In fact, few men could help support her lust for all things that glittered or were gold. So when she met Alexandre Duval, she was hooked. Over a decade younger than her and swimming money from his family’s restaurant business, Alexandre adored her, fawned over her, threw his money at her until she basically spent it all. When he went bankrupt and his family refused to give him any more of their earnings, Cora moved on.

But Alexandre, it seemed, could not. He wanted to marry Cora, who was still fiercely independent. He began to literally stalk her, breaking into her home, becoming violent. One notorious night he showed up at her doorstep with a gun and, in response to something she said, shot himself in the side in anguish.

History is unkind to Cora about this event.
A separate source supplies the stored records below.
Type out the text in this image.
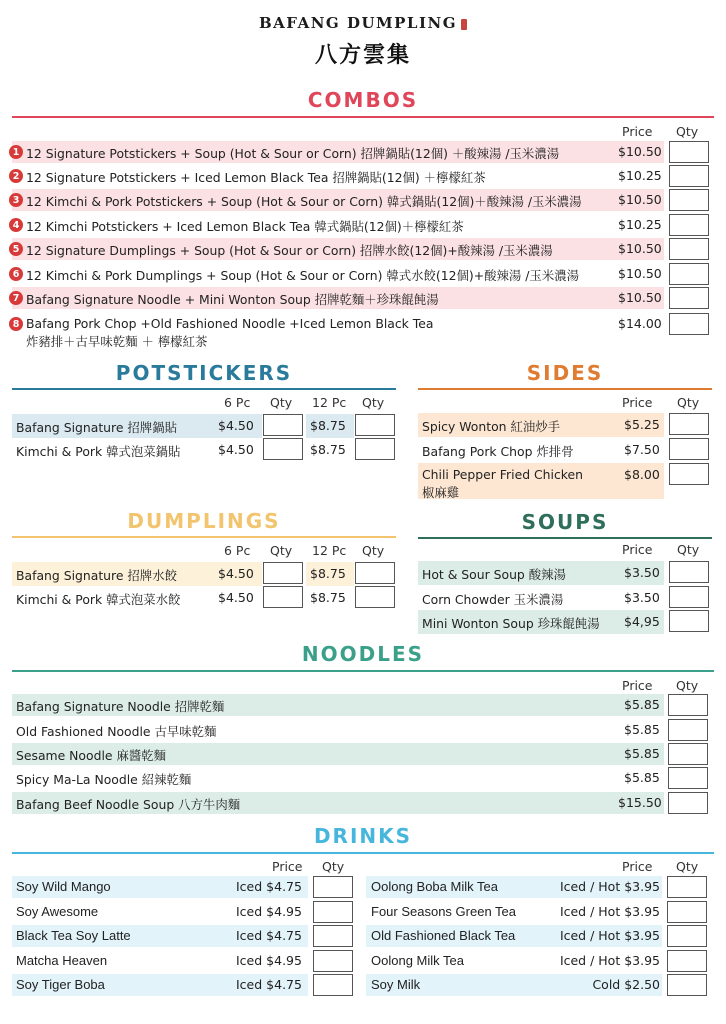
BAFANG DUMPLING
八方雲集
COMBOS
Price Qty
1 12 Signature Potstickers + Soup (Hot & Sour or Corn) 招牌鍋貼(12個) ＋酸辣湯 /玉米濃湯	$10.50
2 12 Signature Potstickers + Iced Lemon Black Tea 招牌鍋貼(12個) ＋檸檬紅茶	$10.25
3 12 Kimchi & Pork Potstickers + Soup (Hot & Sour or Corn) 韓式鍋貼(12個)＋酸辣湯 /玉米濃湯	$10.50
4 12 Kimchi Potstickers + Iced Lemon Black Tea 韓式鍋貼(12個)＋檸檬紅茶	$10.25
5 12 Signature Dumplings + Soup (Hot & Sour or Corn) 招牌水餃(12個)+酸辣湯 /玉米濃湯	$10.50
6 12 Kimchi & Pork Dumplings + Soup (Hot & Sour or Corn) 韓式水餃(12個)+酸辣湯 /玉米濃湯	$10.50
7 Bafang Signature Noodle + Mini Wonton Soup 招牌乾麵＋珍珠餛飩湯	$10.50
8 Bafang Pork Chop +Old Fashioned Noodle +Iced Lemon Black Tea
炸豬排＋古早味乾麵 ＋ 檸檬紅茶
$14.00
POTSTICKERS
6 Pc Qty 12 Pc Qty
Bafang Signature 招牌鍋貼	$4.50	$8.75
Kimchi & Pork 韓式泡菜鍋貼	$4.50	$8.75
SIDES
Price Qty
Spicy Wonton 紅油炒手	$5.25
Bafang Pork Chop 炸排骨	$7.50
Chili Pepper Fried Chicken
椒麻雞
$8.00
DUMPLINGS
6 Pc Qty 12 Pc Qty
Bafang Signature 招牌水餃	$4.50	$8.75
Kimchi & Pork 韓式泡菜水餃	$4.50	$8.75
SOUPS
Price Qty
Hot & Sour Soup 酸辣湯	$3.50
Corn Chowder 玉米濃湯	$3.50
Mini Wonton Soup 珍珠餛飩湯 $4,95
NOODLES
Price Qty
Bafang Signature Noodle 招牌乾麵	$5.85
Old Fashioned Noodle 古早味乾麵	$5.85
Sesame Noodle 麻醬乾麵	$5.85
Spicy Ma-La Noodle 紹辣乾麵	$5.85
Bafang Beef Noodle Soup 八方牛肉麵	$15.50
DRINKS
Price Qty	Price Qty
Soy Wild Mango	Iced $4.75
Soy Awesome	Iced $4.95
Black Tea Soy Latte	Iced $4.75
Matcha Heaven	Iced $4.95
Soy Tiger Boba	Iced $4.75
Oolong Boba Milk Tea	Iced / Hot $3.95
Four Seasons Green Tea	Iced / Hot $3.95
Old Fashioned Black Tea	Iced / Hot $3.95
Oolong Milk Tea	Iced / Hot $3.95
Soy Milk	Cold $2.50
A New York Times report claimed directly after that she had him brought inside and immediately called for help. Other accounts claimed she left him there and went up to bed. Still others say it was a long time before she realized the severity of the situation and called for medics. No matter the reality of the situation, she was sentenced by the court to leave France because of the incident. She sold her house and, after a short time in Monaco, returned to her native English soil.

A few years later, at 51, she died of cancer in a small room she rented. Few people came to her funeral, which was funded by a few lovers who still had soft spots for her. Her remaining possessions were sold for a small sum, and her name—Emma Crouch—was inscribed on her headstone.
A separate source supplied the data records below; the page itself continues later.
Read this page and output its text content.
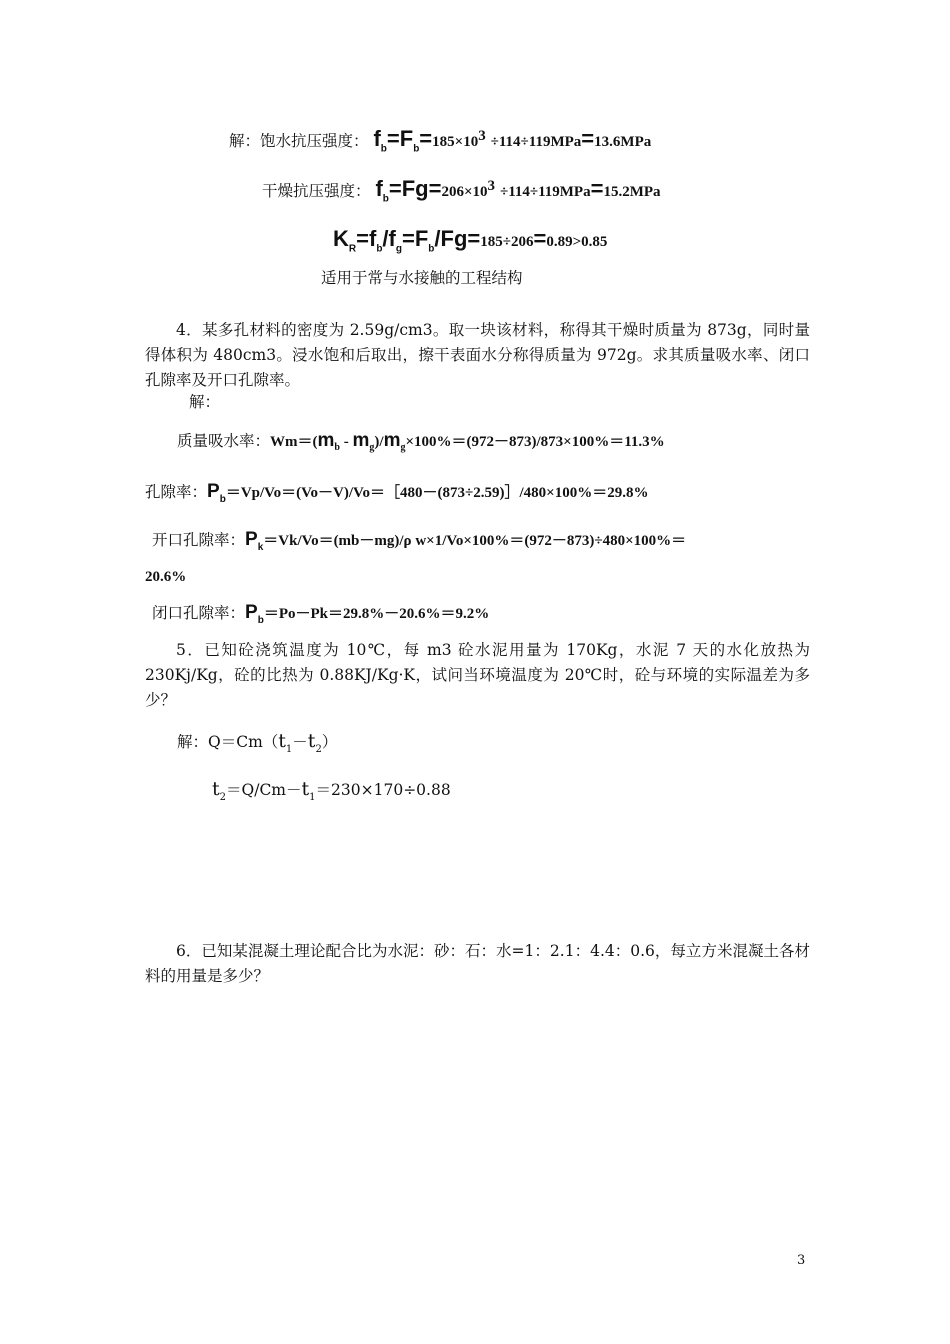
解：饱水抗压强度： $f_b=F_b=185\times 10^3 \div 114\div 119MPa=13.6MPa$
干燥抗压强度： $f_b=Fg=206\times 10^3 \div 114\div 119MPa=15.2MPa$
$K_R=f_b/f_g=F_b/Fg=185\div 206=0.89>0.85$
适用于常与水接触的工程结构
4．某多孔材料的密度为 2.59g/cm3。取一块该材料，称得其干燥时质量为 873g，同时量得体积为 480cm3。浸水饱和后取出，擦干表面水分称得质量为 972g。求其质量吸水率、闭口孔隙率及开口孔隙率。
解：
质量吸水率：$Wm=(m_b - m_g)/m_g\times 100\%=(972-873)/873\times 100\%=11.3\%$
孔隙率：$P_b=Vp/Vo=(Vo-V)/Vo=[480-(873\div 2.59)]/480\times 100\%=29.8\%$
开口孔隙率：$P_k=Vk/Vo=(mb-mg)/\rho$ w×1/Vo×100%＝(972－873)÷480×100%＝
20.6%
闭口孔隙率：$P_b=Po-Pk=29.8\%-20.6\%=9.2\%$
5．已知砼浇筑温度为 10℃，每 m3 砼水泥用量为 170Kg，水泥 7 天的水化放热为 230Kj/Kg，砼的比热为 0.88KJ/Kg·K，试问当环境温度为 20℃时，砼与环境的实际温差为多少？
解：$Q=Cm(t_1-t_2)$
$t_2=Q/Cm-t_1=230\times 170\div 0.88$
6．已知某混凝土理论配合比为水泥：砂：石：水=1：2.1：4.4：0.6，每立方米混凝土各材料的用量是多少？
3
Is this a depressing ending to a fantastic life? Well, we could look at it that way. A woman who was once the center of society died comparatively alone. She published her memoirs shortly after her return to England, and some might read them as a cautionary tale promoting the security of marriage and family.

And marriage and family are great, for some. Women today still turn to escorting as a career to set them up financially so that they can pursue education, save to start their own unrelated companies or support their families.
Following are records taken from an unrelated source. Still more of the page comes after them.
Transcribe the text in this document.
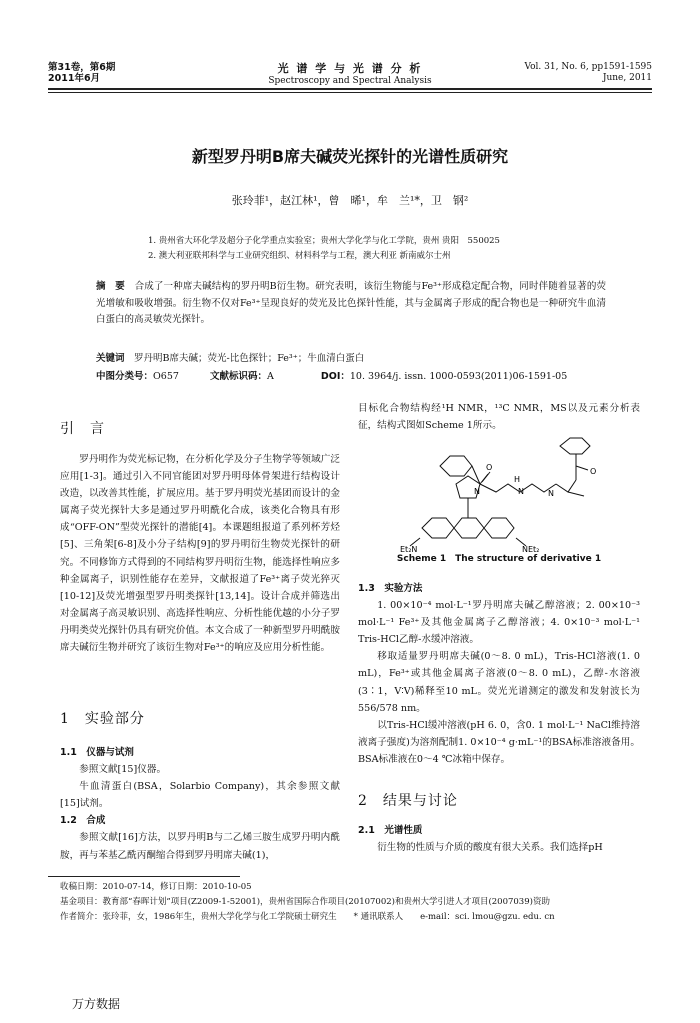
第31卷，第6期
2011年6月
光 谱 学 与 光 谱 分 析
Spectroscopy and Spectral Analysis
Vol. 31, No. 6, pp1591-1595
June, 2011
新型罗丹明B席夫碱荧光探针的光谱性质研究
张玲菲¹，赵江林¹，曾　晞¹，牟　兰¹*，卫　钢²
1. 贵州省大环化学及超分子化学重点实验室；贵州大学化学与化工学院，贵州 贵阳　550025
2. 澳大利亚联邦科学与工业研究组织、材料科学与工程，澳大利亚 新南威尔士州
摘　要　 合成了一种席夫碱结构的罗丹明B衍生物。研究表明，该衍生物能与Fe³⁺形成稳定配合物，同时伴随着显著的荧光增敏和吸收增强。衍生物不仅对Fe³⁺呈现良好的荧光及比色探针性能，其与金属离子形成的配合物也是一种研究牛血清白蛋白的高灵敏荧光探针。
关键词　 罗丹明B席夫碱；荧光-比色探针；Fe³⁺；牛血清白蛋白
中图分类号：O657	文献标识码：A	DOI：10. 3964/j. issn. 1000-0593(2011)06-1591-05
引　言

罗丹明作为荧光标记物，在分析化学及分子生物学等领域广泛应用[1-3]。通过引入不同官能团对罗丹明母体骨架进行结构设计改造，以改善其性能，扩展应用。基于罗丹明荧光基团而设计的金属离子荧光探针大多是通过罗丹明酰化合成，该类化合物具有形成“OFF-ON”型荧光探针的潜能[4]。本课题组报道了系列杯芳烃[5]、三角架[6-8]及小分子结构[9]的罗丹明衍生物荧光探针的研究。不同修饰方式得到的不同结构罗丹明衍生物，能选择性响应多种金属离子，识别性能存在差异，文献报道了Fe³⁺离子荧光猝灭[10-12]及荧光增强型罗丹明类探针[13,14]。设计合成并筛选出对金属离子高灵敏识别、高选择性响应、分析性能优越的小分子罗丹明类荧光探针仍具有研究价值。本文合成了一种新型罗丹明酰胺席夫碱衍生物并研究了该衍生物对Fe³⁺的响应及应用分析性能。

1　实验部分

1.1　仪器与试剂

参照文献[15]仪器。

牛血清蛋白(BSA，Solarbio Company)，其余参照文献[15]试剂。

1.2　合成

参照文献[16]方法，以罗丹明B与二乙烯三胺生成罗丹明内酰胺，再与苯基乙酰丙酮缩合得到罗丹明席夫碱(1)，

目标化合物结构经¹H NMR，¹³C NMR，MS以及元素分析表征，结构式图如Scheme 1所示。

O
N
H
N	N
O
Et₂N	NEt₂
Scheme 1　The structure of derivative 1

1.3　实验方法

1. 00×10⁻⁴ mol·L⁻¹罗丹明席夫碱乙醇溶液；2. 00×10⁻³ mol·L⁻¹ Fe³⁺及其他金属离子乙醇溶液；4. 0×10⁻³ mol·L⁻¹ Tris-HCl乙醇-水缓冲溶液。

移取适量罗丹明席夫碱(0～8. 0 mL)，Tris-HCl溶液(1. 0 mL)，Fe³⁺或其他金属离子溶液(0～8. 0 mL)，乙醇-水溶液(3∶1，V∶V)稀释至10 mL。荧光光谱测定的激发和发射波长为556/578 nm。

以Tris-HCl缓冲溶液(pH 6. 0，含0. 1 mol·L⁻¹ NaCl维持溶液离子强度)为溶剂配制1. 0×10⁻⁴ g·mL⁻¹的BSA标准溶液备用。BSA标准液在0～4 ℃冰箱中保存。

2　结果与讨论

2.1　光谱性质

衍生物的性质与介质的酸度有很大关系。我们选择pH

收稿日期：2010-07-14，修订日期：2010-10-05
基金项目：教育部“春晖计划”项目(Z2009-1-52001)，贵州省国际合作项目(20107002)和贵州大学引进人才项目(2007039)资助
作者简介：张玲菲，女，1986年生，贵州大学化学与化工学院硕士研究生　　* 通讯联系人　　e-mail：sci. lmou@gzu. edu. cn
万方数据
But others, like the escorts who so famously exposed celebrities like Charlie Sheen and Wayne Rooney, also have another personal motivation—they love the lifestyle. Parties are, obviously, fun! Most of us will never get to deck ourselves in diamonds, as Cora did for her Orpheus performance. Nor wear thousands of dollars worth of lingerie and designer clothing that even Princess Kate would drool over.

Cora loved the lifestyle. And it was only the politics and social order of her beloved Paris that determined where and how the final days of her life would be spent. In our current society she might have fared better with a little investment planning and with a greater international social set. In her 51 years she had more excitement, received more attention, was loved in greater quantity and with more ferocity, than many of us could dream of. And did Cora, herself, regret?

This is taken from her memoirs:

I have had a happy life; I have squandered money enormously. I am far from posing as a victim; it would be ungrateful of me to do so. I ought to have saved, but saving is not easy in such a whirl of excitement as that in which I have lived. Between what one ought to do and what one does there is always a difference.

So, sad ending? Only if we look with a traditional, rather judgmental point of expecting others to live a life properly. From her perspective, she danced on orchids and bathed in champagne.

Something to recall on the death bed—which most of us won’t have.